Bill Carrig’s association with Danish design began in 1987 when he made his first business trip to Denmark. From then on, the Danish lifestyle has captured his imagination. With a background in international trade and shipping, Carrig has had brief forays into tourism and property development, but Design Denmark has been his primary focus for the past 19 years.

The key to good design is straightforward in Carrig’s mind. “Logical simplicity and function. Outstanding uncompromising craftsmanship,” he said.

It is cliché amongst designers to suggest ‘form and function’ as the two fundamental aspects of design. Carrig acknowledges this; however, he suggests that flexibility is another vital element in the design recipe.

“Danish design is more than just two words.”

Having been in the design industry for so long, Carrig has been watching technology changes how things are done in his workplace.

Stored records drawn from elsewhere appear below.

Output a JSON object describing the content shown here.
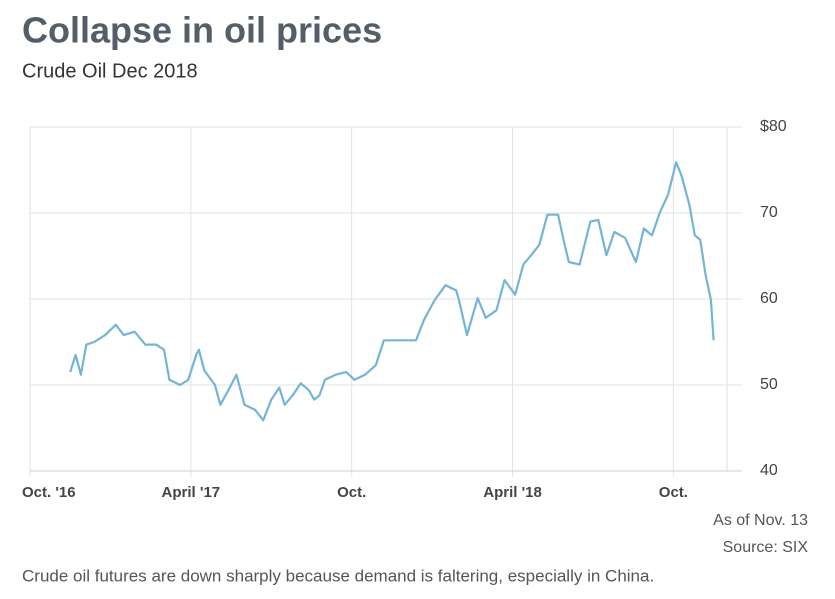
{
  "chart_data": {
    "type": "line",
    "title": "Collapse in oil prices",
    "subtitle": "Crude Oil Dec 2018",
    "annotations": [
      "As of Nov. 13",
      "Source: SIX"
    ],
    "caption": "Crude oil futures are down sharply because demand is faltering, especially in China.",
    "grid": true,
    "xlim": [
      0,
      26
    ],
    "xticks": [
      {
        "value": 0,
        "label": "Oct. '16"
      },
      {
        "value": 6,
        "label": "April '17"
      },
      {
        "value": 12,
        "label": "Oct."
      },
      {
        "value": 18,
        "label": "April '18"
      },
      {
        "value": 24,
        "label": "Oct."
      }
    ],
    "ylim": [
      40,
      80
    ],
    "yticks": [
      40,
      50,
      60,
      70,
      {
        "value": 80,
        "label": "$80"
      }
    ],
    "x": [
      1.5,
      1.7,
      1.9,
      2.1,
      2.4,
      2.8,
      3.2,
      3.5,
      3.9,
      4.3,
      4.7,
      5.0,
      5.2,
      5.6,
      5.9,
      6.2,
      6.3,
      6.5,
      6.9,
      7.1,
      7.4,
      7.7,
      8.0,
      8.4,
      8.7,
      9.0,
      9.3,
      9.5,
      9.8,
      10.1,
      10.4,
      10.6,
      10.8,
      11.0,
      11.4,
      11.8,
      12.1,
      12.5,
      12.9,
      13.2,
      13.6,
      14.0,
      14.4,
      14.7,
      15.1,
      15.5,
      15.9,
      16.0,
      16.3,
      16.7,
      17.0,
      17.4,
      17.7,
      18.1,
      18.4,
      18.7,
      19.0,
      19.3,
      19.7,
      19.9,
      20.1,
      20.5,
      20.9,
      21.2,
      21.5,
      21.8,
      22.2,
      22.6,
      22.9,
      23.2,
      23.5,
      23.8,
      24.1,
      24.3,
      24.6,
      24.8,
      25.0,
      25.2,
      25.4,
      25.5
    ],
    "series": [
      {
        "name": "Crude Oil Dec 2018",
        "color": "#74b4d6",
        "values": [
          51.5,
          53.5,
          51.2,
          54.7,
          55.0,
          55.8,
          57.0,
          55.8,
          56.2,
          54.7,
          54.7,
          54.1,
          50.6,
          50.0,
          50.6,
          53.5,
          54.1,
          51.7,
          50.0,
          47.7,
          49.4,
          51.2,
          47.7,
          47.1,
          45.9,
          48.3,
          49.7,
          47.7,
          48.8,
          50.2,
          49.4,
          48.3,
          48.8,
          50.6,
          51.2,
          51.5,
          50.6,
          51.2,
          52.3,
          55.2,
          55.2,
          55.2,
          55.2,
          57.6,
          59.9,
          61.6,
          61.0,
          59.9,
          55.8,
          60.1,
          57.8,
          58.7,
          62.2,
          60.5,
          64.0,
          65.1,
          66.3,
          69.8,
          69.8,
          66.9,
          64.3,
          64.0,
          69.0,
          69.2,
          65.1,
          67.8,
          67.1,
          64.3,
          68.2,
          67.4,
          70.1,
          72.1,
          75.9,
          74.4,
          70.9,
          67.4,
          66.9,
          62.8,
          59.9,
          55.2
        ]
      }
    ]
  }
}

“Digital technology has opened up the world completely, and it takes all your time to keep up. No longer does the design fraudster have to physically see an article – they can guess the proportions of the design. Whilst the fundamentals of doing business are much the same, it seems more complex than before. The market is less inclined to plan.”

Carrig regularly stays with friends and visits suppliers in Denmark to stay up to date with changes in the Danish design scene. There are some notable trends he’s observed in the last few years.

“We are seeing more and more furniture that is certified fit for purpose and the vast majority of the chairs are made of components that are totally recyclable,” he said.

“Companies that used to be focused on accessories have now branched into furniture and lighting. We have seen so many new design houses emerge in our time in business.”

The most significant challenges in hotel design for Design Denmark evolve around budget constraints and awareness of the importance of quality products.

“In other words, think of function past the design mood board. There is a lot of talk about sustainability. Sustainability is a journey and not a destination.”

Denmark has been a world-leader in the hotel design for decades. When the Royal Copenhagen opened in 1960, it was the city’s first skyscraper, but more importantly, it was the world’s first design hotel. Designed by legendary Danish architect and designer Arne Jacobsen, the hotel was a total work of art – Jacobsen painstakingly chose everything from the exterior façade to the stainless-steel cutlery. The history, functionality, and simplicity of Danish hotel design are at the core of what makes Design Denmark special.

Of all pieces Design Denmark works with, chairs are at the top of Carrig’s list.

“Danish designers probably design more chairs than any other country. Because of their corporate canteen culture, there are any amount of options. Some designs have over 25,000 variants.”

He believes quality FF&&E is missing from the hotel design scene and is concerned that many hoteliers are short-sighted with their investments.

“There have been a number of hotels that have opened in Auckland in the past 18 months where pieces of furniture have had to be changed due to it being either impractical or not of an acceptable quality.”

Design Denmark has a broad market appeal thanks to the brands it represents for furniture, lighting, oils, textiles and accessories. Its crucial point of difference is its singular focus on Danish design, with many iconic and emerging brands.